I must have wanted simple abundance in my life, otherwise why buy this book, Simple Abundance, by Sarah Ben Breathnach. The Oprah Book Club sticker on the cover was not a selling point. Simple Abundance is a “daybook” diary/journal that teaches readers to “simplify” their lives through consumption. The message is so ironic. On one page, Breathnach tells readers to discard all their glossy women’s magazines because they make us feel bad about ourselves and then on the next, in the very idiom of those glossies, she tells us to go shopping in order to discover our “authentic” selves. For instance, here is a representative quote from the Simple Abundance website:

Visit a hat store and try on a variety of chapeaux. You’re dashing in a black felt fedora, but perhaps the broad-brimmed straw with the cabbage rose has captured your fancy? Play around with the many different possibilities. You might just catch a glimpse of your authentic self in the mirror.
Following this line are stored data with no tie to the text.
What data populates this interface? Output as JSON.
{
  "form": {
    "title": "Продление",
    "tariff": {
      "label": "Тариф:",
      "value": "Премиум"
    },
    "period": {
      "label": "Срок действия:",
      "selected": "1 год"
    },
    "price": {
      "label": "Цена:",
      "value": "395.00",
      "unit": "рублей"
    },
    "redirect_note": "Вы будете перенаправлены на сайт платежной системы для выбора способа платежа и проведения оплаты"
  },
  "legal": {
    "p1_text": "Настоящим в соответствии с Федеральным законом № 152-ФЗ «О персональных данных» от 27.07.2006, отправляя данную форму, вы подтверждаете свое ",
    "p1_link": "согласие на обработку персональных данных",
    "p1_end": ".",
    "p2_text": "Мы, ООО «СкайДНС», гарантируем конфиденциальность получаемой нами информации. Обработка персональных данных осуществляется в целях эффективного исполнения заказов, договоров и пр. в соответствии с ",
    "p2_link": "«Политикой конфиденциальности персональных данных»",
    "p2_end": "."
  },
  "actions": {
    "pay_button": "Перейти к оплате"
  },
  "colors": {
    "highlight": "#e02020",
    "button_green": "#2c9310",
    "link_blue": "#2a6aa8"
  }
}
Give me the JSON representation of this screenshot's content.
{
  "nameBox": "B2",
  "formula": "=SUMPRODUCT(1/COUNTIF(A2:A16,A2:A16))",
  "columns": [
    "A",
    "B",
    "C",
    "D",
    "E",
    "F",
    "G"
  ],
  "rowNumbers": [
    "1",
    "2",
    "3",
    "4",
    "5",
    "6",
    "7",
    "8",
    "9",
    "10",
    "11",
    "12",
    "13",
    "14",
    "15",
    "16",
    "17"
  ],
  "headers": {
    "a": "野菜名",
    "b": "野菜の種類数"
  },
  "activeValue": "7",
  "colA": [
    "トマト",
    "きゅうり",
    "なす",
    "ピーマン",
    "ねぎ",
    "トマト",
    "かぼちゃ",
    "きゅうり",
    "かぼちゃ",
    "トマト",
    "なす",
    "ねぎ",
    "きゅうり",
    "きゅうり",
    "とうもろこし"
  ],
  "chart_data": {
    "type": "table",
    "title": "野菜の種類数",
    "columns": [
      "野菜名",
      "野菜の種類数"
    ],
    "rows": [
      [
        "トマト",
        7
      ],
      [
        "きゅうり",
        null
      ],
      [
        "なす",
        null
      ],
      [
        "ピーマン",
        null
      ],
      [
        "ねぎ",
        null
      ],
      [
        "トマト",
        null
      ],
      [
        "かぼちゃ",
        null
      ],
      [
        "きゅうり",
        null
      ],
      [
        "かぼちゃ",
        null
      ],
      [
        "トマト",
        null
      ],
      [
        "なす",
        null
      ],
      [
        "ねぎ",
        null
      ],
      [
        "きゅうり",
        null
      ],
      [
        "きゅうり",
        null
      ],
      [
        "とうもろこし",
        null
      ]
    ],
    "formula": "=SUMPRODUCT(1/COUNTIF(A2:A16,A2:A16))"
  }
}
This book makes me think about my consumer habits. My hands instantly reached out for an array of Simple Abundance accessories that are marketed with the book — the special journal, the extra books, the audio tapes. The book calls forth the Barbie days, when having Barbie wasn’t sufficient; you need Ken, and Skipper, and the Barbie Dreamhouse, and a pink Barbie Bus, too.

barbiejeepThe invented selves of Barbie and Simple Abundance are not that different. The book offers 365 different personality outfits to try, a different one for each day of the year. And they Mix and Match so you can maximize your abundantly authentic wardrobe of self. Of course, the book is published by Time Warner. That pink Sarah Ben Breathnach bus is on the horizon.

Before Simple Abundance

Barbie Liberation Front
Barbie Liberation Front

After Simple Abundance

 

Stepford Wives, Anyone?
Stepford Wives, Anyone?

Still, there are useful things in the book. It reinforces the old Alcoholics’ Anonymous sentiment about gratitude. Gratitude keeps your life clean. I make a gratitude list now when I journal. And when I review the list, I realize how blessed I am. Too bad I needed to get my Mastercard swiped to remember that lesson. The Salon review of Simple Abundance said it best:

“It postulates a spiritual path that is repetitive, narcissistic and meaningless; it creates the pornography of boredom.”

Why am I confessing my purchase? Foucault said something about the compulsion to confess as intimately tied with technologies of the self. I confess, therefore I am. It’s as narcissistic as I shop, therefore I am, but a little better.